Se há algo a aprender com Jianwei Xun é que o futuro do pensamento não está garantido. Ou nos reapropriamos dos instrumentos da crítica — ou nos tornamos peças do próprio sistema que deveríamos questionar.
Não é apenas o fim da autoria. É o fim da autoria como antídoto contra a manipulação.
E, nesse cenário, a pergunta mais urgente talvez seja: quem somos nós quando já não pensamos por nós mesmos?
1. Harari, Nexus: Uma breve história das redes de informação (2024) →
Harari traça a linha evolutiva que liga redes orais, escritas, impressas, eletrônicas e digitais, defendendo que cada salto tecnológico reorganizou as hierarquias de poder. A tese central é que quem controla a infraestrutura da comunicação controla a narrativa coletiva—e, por extensão, a direção das sociedades.
2. Han, A Sociedade do Cansaço (2015) →
Han argumenta que saímos de um modelo disciplinar (imposto por proibições externas) para um modelo de auto‑exploração: o sujeito empreendedor de si mesmo. O excesso de positividade — “você pode tudo” — gera exaustão, depressão e burnout, transformando liberdade em nova forma de coerção.
3. Zuboff, A Era do Capitalismo de Vigilância (2020) →
Zuboff mostra como as Big Tech converteram dados comportamentais em fonte primária de lucro, criando mercados de previsão que negociam nossas futuras ações. A tese denuncia a captura silenciosa da autonomia individual: vigiar para lucrar, lucrar para moldar comportamentos.
4. Barthes, O prazer do texto (2020) →
Barthes diferencia o “texto de consumo” (legível, passivo) do “texto de prazer” (escrevível, ativo). Seu ponto central: o prazer estético nasce quando o leitor vira cúmplice, preenchendo lacunas, desmontando sentidos fixos e produzindo novos significados.

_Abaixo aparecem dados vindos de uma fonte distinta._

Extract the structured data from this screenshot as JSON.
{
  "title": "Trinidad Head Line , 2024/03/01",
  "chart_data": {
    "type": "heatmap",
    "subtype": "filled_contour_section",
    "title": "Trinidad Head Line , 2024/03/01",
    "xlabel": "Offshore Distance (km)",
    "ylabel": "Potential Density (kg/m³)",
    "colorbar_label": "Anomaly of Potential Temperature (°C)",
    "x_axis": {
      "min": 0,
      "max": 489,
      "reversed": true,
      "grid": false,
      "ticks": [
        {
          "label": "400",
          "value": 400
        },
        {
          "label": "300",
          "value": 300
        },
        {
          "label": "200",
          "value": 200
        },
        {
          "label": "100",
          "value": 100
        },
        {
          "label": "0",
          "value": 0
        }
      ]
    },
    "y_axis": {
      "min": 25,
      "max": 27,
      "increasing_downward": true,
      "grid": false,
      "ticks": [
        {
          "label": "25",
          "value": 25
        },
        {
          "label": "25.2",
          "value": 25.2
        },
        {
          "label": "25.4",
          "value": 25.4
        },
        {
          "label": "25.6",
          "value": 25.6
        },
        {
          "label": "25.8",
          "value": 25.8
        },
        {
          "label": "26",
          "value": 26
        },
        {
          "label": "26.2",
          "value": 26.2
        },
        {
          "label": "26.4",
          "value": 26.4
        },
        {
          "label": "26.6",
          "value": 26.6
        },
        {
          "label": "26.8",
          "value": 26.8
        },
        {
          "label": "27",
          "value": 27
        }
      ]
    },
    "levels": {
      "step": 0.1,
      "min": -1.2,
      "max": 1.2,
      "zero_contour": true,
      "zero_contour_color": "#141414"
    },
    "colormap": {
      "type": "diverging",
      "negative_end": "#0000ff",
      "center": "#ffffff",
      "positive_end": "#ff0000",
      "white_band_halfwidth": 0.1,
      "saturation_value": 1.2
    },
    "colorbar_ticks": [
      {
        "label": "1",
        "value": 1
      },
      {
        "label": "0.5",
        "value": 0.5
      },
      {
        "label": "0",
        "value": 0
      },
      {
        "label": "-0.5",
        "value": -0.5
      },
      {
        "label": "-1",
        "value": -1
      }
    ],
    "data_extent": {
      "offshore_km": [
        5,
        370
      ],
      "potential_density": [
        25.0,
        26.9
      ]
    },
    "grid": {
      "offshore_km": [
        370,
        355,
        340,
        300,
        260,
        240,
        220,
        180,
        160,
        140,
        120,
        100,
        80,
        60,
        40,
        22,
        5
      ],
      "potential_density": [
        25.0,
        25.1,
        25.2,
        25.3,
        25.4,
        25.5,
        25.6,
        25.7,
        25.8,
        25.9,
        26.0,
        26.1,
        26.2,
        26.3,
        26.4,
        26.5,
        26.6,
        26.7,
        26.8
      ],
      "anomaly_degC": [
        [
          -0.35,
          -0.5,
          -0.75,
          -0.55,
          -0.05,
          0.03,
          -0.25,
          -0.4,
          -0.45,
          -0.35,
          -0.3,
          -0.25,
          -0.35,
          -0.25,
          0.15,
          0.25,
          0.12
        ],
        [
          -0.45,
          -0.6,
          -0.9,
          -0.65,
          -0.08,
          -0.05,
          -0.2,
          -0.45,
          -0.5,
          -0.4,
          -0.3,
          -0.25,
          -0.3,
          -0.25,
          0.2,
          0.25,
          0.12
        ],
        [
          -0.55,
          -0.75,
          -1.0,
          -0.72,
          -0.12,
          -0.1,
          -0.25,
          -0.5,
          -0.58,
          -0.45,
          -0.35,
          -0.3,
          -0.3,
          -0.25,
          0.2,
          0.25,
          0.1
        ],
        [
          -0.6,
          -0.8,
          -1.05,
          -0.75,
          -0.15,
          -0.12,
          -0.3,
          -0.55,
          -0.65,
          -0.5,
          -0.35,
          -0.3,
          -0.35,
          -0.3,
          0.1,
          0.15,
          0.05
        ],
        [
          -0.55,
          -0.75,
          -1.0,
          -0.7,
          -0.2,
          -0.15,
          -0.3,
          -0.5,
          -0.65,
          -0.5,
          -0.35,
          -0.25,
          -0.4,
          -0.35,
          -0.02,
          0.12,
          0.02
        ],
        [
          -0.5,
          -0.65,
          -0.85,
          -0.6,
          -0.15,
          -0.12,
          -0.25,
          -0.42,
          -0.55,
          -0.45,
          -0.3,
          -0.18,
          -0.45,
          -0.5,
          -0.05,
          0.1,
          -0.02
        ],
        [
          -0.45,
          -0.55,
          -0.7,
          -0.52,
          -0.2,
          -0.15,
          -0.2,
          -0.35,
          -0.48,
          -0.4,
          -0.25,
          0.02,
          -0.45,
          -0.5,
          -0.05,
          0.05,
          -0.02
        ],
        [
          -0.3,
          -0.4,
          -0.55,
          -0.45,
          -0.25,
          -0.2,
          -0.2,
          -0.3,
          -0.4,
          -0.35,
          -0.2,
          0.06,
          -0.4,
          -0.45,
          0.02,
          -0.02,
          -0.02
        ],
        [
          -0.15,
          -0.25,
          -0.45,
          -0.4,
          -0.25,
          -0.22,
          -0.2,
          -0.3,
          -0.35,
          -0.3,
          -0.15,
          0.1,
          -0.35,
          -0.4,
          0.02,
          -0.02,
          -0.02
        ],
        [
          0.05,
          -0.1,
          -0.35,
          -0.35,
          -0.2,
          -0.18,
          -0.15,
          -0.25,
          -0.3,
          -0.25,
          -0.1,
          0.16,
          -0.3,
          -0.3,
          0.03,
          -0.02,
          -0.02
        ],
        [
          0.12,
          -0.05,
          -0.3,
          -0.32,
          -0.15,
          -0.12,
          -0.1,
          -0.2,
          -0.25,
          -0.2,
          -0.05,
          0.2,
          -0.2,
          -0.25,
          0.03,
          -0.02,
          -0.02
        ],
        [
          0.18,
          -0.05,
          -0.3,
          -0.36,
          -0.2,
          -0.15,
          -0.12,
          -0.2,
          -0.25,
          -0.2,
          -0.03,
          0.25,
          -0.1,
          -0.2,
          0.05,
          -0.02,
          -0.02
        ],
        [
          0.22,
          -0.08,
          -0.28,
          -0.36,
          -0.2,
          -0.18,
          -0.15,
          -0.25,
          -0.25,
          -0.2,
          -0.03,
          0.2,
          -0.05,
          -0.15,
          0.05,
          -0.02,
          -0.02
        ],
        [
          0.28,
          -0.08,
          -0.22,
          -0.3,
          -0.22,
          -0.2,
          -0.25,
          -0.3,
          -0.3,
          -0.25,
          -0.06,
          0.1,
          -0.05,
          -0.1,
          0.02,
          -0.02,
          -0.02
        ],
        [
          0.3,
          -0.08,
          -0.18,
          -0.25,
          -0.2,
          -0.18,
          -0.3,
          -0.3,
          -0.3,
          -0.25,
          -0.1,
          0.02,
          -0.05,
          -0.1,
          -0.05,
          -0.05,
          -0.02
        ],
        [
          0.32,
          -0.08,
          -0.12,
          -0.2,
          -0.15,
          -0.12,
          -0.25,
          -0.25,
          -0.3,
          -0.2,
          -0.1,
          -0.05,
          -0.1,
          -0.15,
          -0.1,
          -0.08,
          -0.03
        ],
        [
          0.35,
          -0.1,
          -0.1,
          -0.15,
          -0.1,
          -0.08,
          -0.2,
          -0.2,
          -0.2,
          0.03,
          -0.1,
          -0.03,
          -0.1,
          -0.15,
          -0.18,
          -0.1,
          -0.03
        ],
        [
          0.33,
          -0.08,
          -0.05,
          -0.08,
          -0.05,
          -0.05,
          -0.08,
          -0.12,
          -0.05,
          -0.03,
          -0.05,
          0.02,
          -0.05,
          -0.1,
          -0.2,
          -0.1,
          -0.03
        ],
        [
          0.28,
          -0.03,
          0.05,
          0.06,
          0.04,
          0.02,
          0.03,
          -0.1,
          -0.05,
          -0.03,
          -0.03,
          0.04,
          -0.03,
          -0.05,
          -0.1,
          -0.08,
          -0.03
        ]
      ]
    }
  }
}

5. Baudrillard, A ilusão vital (2001) →
Baudrillard sustenta que, na era dos simulacros, o real é substituído por representações que simulam autenticidade — a hiper‑realidade. A tese propõe que vivemos presos a cópias sem original; a “vida” que consumimos é uma sucessão de ilusões mediáticas.
6. Flusser, Da Dúvida (2011) →
Flusser defende a dúvida como motor epistemológico: questionar continuamente é a única saída para escapar dos aparelhos que programam nossa percepção. Sua tese central afirma que, numa cultura saturada por imagens técnicas, cultivar a dúvida é condição de liberdade intelectual.